Another obvious bellwether of Brexit’s impact is the airline industry. The government’s no-deal scenario planning includes the worst-case possibility that ‘UK and EU licensed airlines would lose the automatic right to operate air services between the UK and the EU without seeking advance permission’ — and while no one really expects pragmatic aviation bureaucrats to allow that to happen, whatever mess politicians present them with, Transport Secretary Chris Grayling hardly put minds at rest when he told the Tory party conference his department would be ready to respond with emergency help as it did to last year’s collapse of Monarch Airlines.

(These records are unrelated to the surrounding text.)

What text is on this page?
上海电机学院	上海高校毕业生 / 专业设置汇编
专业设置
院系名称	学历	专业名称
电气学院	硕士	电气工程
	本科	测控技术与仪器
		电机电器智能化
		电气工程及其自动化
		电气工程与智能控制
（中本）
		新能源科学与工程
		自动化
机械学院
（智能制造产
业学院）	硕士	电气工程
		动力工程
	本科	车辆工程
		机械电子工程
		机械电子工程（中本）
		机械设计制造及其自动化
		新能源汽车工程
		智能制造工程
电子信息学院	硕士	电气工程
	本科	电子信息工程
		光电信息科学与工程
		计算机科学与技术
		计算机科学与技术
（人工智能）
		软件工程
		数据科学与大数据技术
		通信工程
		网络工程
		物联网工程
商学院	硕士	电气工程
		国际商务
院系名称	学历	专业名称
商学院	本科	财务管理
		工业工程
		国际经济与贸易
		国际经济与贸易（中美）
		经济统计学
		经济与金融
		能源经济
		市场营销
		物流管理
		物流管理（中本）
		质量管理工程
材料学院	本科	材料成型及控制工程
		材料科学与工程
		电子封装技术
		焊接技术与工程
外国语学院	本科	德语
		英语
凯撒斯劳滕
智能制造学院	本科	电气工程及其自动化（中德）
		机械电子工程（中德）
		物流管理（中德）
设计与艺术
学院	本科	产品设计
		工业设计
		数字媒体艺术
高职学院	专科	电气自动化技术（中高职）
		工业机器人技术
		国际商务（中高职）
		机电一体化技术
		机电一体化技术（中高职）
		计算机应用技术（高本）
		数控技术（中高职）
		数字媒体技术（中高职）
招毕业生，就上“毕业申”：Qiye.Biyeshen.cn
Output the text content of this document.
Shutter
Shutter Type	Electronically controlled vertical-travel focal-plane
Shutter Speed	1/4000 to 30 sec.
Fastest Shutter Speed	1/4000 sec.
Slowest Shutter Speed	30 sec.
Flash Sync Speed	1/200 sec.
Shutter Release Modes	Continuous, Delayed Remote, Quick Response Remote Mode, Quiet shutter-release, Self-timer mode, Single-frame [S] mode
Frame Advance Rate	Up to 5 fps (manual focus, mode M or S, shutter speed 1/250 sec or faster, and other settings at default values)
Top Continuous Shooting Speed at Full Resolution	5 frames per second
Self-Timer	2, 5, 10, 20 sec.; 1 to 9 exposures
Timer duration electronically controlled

The real problem — as with auto makers’ challenges over falling diesel car sales and new emissions tests — is that other adverse factors are likely to impinge on airlines just as Brexit uncertainty reaches its peak. Ryanair this week issued a profits warning, blaming strikes by pilots and cabin crew, rising fuel costs and a fall in customer confidence affecting autumn bookings. Analysts are also wary of the impact of higher fuel costs on IAG (the combination of British Airways and Iberia) and of a coming overall increase in short-haul capacity across Europe at a time when passenger demand looks set to fall. You may never have heard of Primera Air, a Danish-owned low-cost airline that failed this week, leaving passengers stranded in Spain and the US, but it could be a harbinger of cyclical hard times for the industry ahead.

Out-of-control ego

Also making headlines again was Elon Musk, the wacky entrepreneur behind the Tesla electric car venture in California whose shares — chased upwards by tech investors without apparent regard to the company’s underlying performance — have lately dipped to $265 from an August high above $380. Musk angered the Securities and Exchange Commission in the summer by spuriously claiming he was about to launch a buyout of the company at well above its then market value. His board did nothing to censure him, but after a brief fight with the SEC he has agreed to stand down as chairman for three years, while remaining chief executive. Musk and Tesla both face $20 million fines for the episode — and both arguably attract far more media attention than is merited by their futuristic car project. This is really an old-fashioned story of weak governance in a public company with an out-of-control ego on top.